La demostración dejó a todos mudos y a un coreógrafo argentino, Horacio El Masita Acevedo , que ponía por entonces un espectáculo tanguero for export en diferentes plazas del Caribe, absolutamente impresionado. Acevedo vio en ellos no sólo una pareja despareja más sino una metáfora evolutiva de la danza ciudadana, en la que, a la manera de las disciplinas clásicas, mientras el bailarín tendía cada vez más a la inmovilidad y al gesto funcional de soporte, la mujer echaba vuelo, picaba en él para dibujar el aire.

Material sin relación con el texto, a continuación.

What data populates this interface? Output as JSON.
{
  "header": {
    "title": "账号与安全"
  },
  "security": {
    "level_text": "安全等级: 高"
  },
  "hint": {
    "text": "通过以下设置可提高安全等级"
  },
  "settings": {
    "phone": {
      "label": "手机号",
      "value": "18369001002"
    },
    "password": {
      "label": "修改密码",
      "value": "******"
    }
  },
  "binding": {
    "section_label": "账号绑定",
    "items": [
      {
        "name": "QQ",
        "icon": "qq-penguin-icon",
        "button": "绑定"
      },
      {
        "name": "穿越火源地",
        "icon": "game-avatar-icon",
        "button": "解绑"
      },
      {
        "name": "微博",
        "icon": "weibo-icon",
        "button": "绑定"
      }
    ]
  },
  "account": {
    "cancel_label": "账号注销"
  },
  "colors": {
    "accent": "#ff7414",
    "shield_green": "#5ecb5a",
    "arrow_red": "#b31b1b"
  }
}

Así, de esa intuición primera del rápido Acevedo, en pocas semanas nació el espectáculo que los llevó a Miami y desde allí a la fama internacional: El tango de Antes y Después . Con coreografías audaces y extremas, aprovechando el punto de sustentación cada vez más bajo de él y la condición progresivamente etérea de ella, los efectos resultaron llamativos, incluso para públicos tan suspicaces o reacios a las novedades como el uruguayo y el argentino, que los recibió primero en el Astral y después en el Luna Park durante cinco crecientes temporadas.